Lehman never publicly disclosed its use of Repo 105 transactions, its accounting treatment for these transactions, the considerable escalation of its total Repo 105 usage in late 2007 and into 2008, or the material impact these transactions had on the firm’s publicly reported net leverage ratio. According to former Global Financial Controller Martin Kelly, a careful review of Lehman’s Forms 10‐K and 10‐Q would not reveal Lehman’s use of Repo 105 transactions. Lehman failed to disclose its Repo 105 practice even though Kelly believed “that the only purpose or motive for the transactions was reduction in balance sheet;” felt that “there was no substance to the transactions;” and expressed concerns with Lehman’s Repo 105 program to two consecutive Lehman Chief Financial Officers – Erin Callan and Ian Lowitt – advising them that the lack of economic substance to Repo 105 transactions meant “reputational risk” to Lehman if the firm’s use of the transactions became known to the public. In addition to its material omissions, Lehman affirmatively misrepresented in its financial statements that the firm treated all repo transactions as financing transactions – i.e., not sales – for financial reporting purposes.
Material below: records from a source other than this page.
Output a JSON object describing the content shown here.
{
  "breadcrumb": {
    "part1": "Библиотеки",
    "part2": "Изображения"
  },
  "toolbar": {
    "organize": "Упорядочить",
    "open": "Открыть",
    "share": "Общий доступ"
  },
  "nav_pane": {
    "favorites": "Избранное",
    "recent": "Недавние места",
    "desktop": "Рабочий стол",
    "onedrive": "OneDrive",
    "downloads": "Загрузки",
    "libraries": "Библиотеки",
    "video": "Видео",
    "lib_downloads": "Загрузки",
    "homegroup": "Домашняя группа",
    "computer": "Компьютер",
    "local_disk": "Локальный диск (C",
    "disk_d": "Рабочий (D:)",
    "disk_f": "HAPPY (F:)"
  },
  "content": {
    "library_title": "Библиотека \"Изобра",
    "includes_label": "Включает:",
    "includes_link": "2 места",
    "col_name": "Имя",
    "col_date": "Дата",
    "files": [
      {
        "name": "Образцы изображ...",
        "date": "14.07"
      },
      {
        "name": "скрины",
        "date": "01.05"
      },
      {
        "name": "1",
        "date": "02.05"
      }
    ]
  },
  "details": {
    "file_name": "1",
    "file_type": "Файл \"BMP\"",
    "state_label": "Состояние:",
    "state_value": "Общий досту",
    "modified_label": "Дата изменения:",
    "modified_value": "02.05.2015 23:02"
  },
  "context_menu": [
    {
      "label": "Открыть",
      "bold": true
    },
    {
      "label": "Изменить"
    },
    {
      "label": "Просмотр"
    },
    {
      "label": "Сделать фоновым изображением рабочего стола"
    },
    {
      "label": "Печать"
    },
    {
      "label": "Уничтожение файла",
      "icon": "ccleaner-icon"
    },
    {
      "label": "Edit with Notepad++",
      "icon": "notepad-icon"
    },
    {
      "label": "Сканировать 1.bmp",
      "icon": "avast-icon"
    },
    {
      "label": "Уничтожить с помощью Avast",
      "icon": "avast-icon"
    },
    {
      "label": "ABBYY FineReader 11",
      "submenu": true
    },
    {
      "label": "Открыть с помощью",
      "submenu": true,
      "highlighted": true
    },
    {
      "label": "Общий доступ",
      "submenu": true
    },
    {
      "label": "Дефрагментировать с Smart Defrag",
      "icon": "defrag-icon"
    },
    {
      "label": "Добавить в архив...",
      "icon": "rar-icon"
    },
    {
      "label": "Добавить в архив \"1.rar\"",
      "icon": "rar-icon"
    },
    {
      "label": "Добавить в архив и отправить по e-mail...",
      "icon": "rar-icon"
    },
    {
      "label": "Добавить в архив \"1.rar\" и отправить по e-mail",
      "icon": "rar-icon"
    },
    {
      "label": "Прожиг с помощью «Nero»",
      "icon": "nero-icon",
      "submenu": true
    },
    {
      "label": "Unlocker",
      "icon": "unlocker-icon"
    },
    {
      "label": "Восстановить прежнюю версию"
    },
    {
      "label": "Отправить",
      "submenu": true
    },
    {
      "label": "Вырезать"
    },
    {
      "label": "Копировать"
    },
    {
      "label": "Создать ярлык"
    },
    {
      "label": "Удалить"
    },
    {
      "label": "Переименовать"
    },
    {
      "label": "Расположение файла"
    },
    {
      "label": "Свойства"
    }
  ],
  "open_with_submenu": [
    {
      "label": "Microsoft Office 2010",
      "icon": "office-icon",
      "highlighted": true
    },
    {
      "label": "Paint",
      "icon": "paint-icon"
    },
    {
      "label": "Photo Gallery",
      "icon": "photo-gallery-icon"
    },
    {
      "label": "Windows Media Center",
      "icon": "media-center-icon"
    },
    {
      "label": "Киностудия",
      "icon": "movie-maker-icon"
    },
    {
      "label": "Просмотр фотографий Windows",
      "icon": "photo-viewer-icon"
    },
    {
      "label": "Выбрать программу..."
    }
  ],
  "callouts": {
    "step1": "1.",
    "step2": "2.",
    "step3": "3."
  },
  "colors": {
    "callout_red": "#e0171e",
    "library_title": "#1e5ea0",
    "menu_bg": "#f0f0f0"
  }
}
The Examiner's Report describes that no U.S. law firm would opine that the accounting treatment for Repo 105 was appropriate. Accordingly, Lehman moved these transactions abroad:
Lehman first introduced its Repo 105 program in approximately 2001. Unable to find a United States law firm that would provide it with an opinion letter permitting the true sale accounting treatment under United States law, Lehman conducted its Repo 105 program under the aegis of an opinion letter the Linklaters law firm in London wrote for LBIE, Lehman’s European broker‐dealer in London, under English law. Accordingly, if United States‐based Lehman entities such as LBI and LBSF wished to engage in a Repo 105 transaction, they transferred their securities inventory to LBIE in order for LBIE to conduct the transaction on their behalf.
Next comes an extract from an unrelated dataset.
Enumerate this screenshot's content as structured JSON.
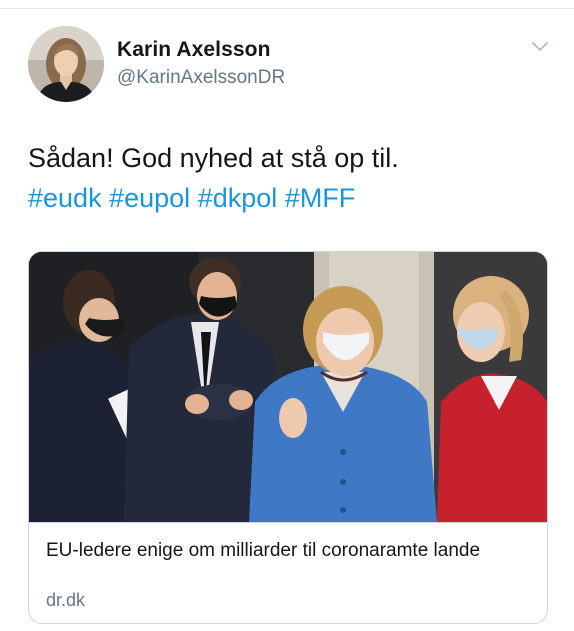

Lehman increased its reliance on Repo 105 to improve its reported performance:
Lehman dramatically ramped up its use of Repo 105 transactions in late 2007 and early 2008 despite concerns about the practice expressed by Lehman officers and personnel. In an April 2008 e‐mail asking if he was familiar with the use of Repo 105 transactions to reduce net balance sheet, Bart McDade, Lehman’s former Head of Equities (2005–2008) and President and Chief Operating Officer (June–September 2008), replied: “I am very aware . . . it is another drug we r on.” A week earlier, McDade had recommended to Lehman’s Executive Committee that the firm set a cap on the use of Repo 105 transactions. A senior member of Lehman’s Finance Group considered Lehman’s Repo 105 program to be balance sheet “window‐dressing” that was “based on legal technicalities.”* Other former Lehman employees characterized Repo 105 transactions as an “accounting gimmick” and a “lazy way of managing the balance sheet.
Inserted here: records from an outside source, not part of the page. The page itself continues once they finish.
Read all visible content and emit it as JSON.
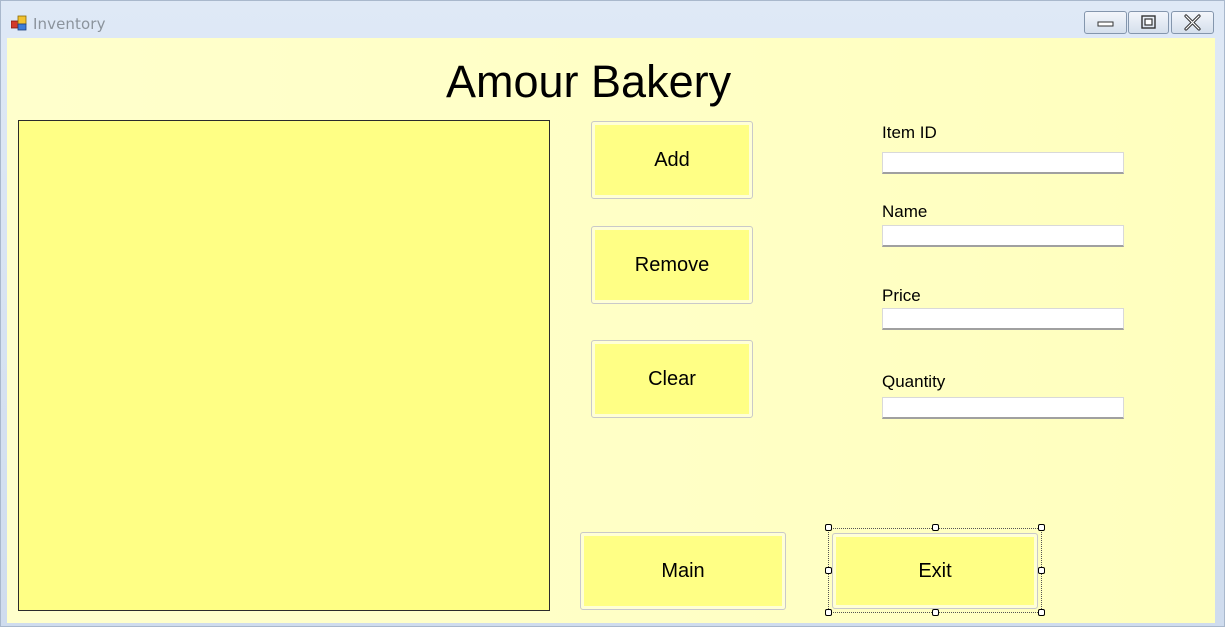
{
  "window": {
    "title": "Inventory",
    "controls": {
      "minimize": "minimize-icon",
      "maximize": "maximize-icon",
      "close": "close-icon"
    }
  },
  "header": {
    "title": "Amour Bakery"
  },
  "inventory_list": {
    "items": []
  },
  "actions": {
    "add_label": "Add",
    "remove_label": "Remove",
    "clear_label": "Clear",
    "main_label": "Main",
    "exit_label": "Exit"
  },
  "form": {
    "item_id": {
      "label": "Item ID",
      "value": ""
    },
    "name": {
      "label": "Name",
      "value": ""
    },
    "price": {
      "label": "Price",
      "value": ""
    },
    "quantity": {
      "label": "Quantity",
      "value": ""
    }
  },
  "colors": {
    "form_background": "#ffffcc",
    "control_fill": "#ffff85",
    "text": "#000000"
  }
}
* Why do lawyers get blamed for accounting technicalities? (editorial comment)
The Examiner concludes that:
a fact finder could find that Lehman’s failure to disclose its use of Repo 105 transactions to impact its balance sheet at a time when both the market and senior Lehman management were keenly focused on the reduction of Lehman’s firm‐wide net leverage and balance sheet, and particularly in light of the specific volumes at which Lehman undertook Repo 105 transactions at quarter‐end in fourth quarter 2007, first quarter 2008, and second quarter 2008, materially misrepresented Lehman’s true financial condition.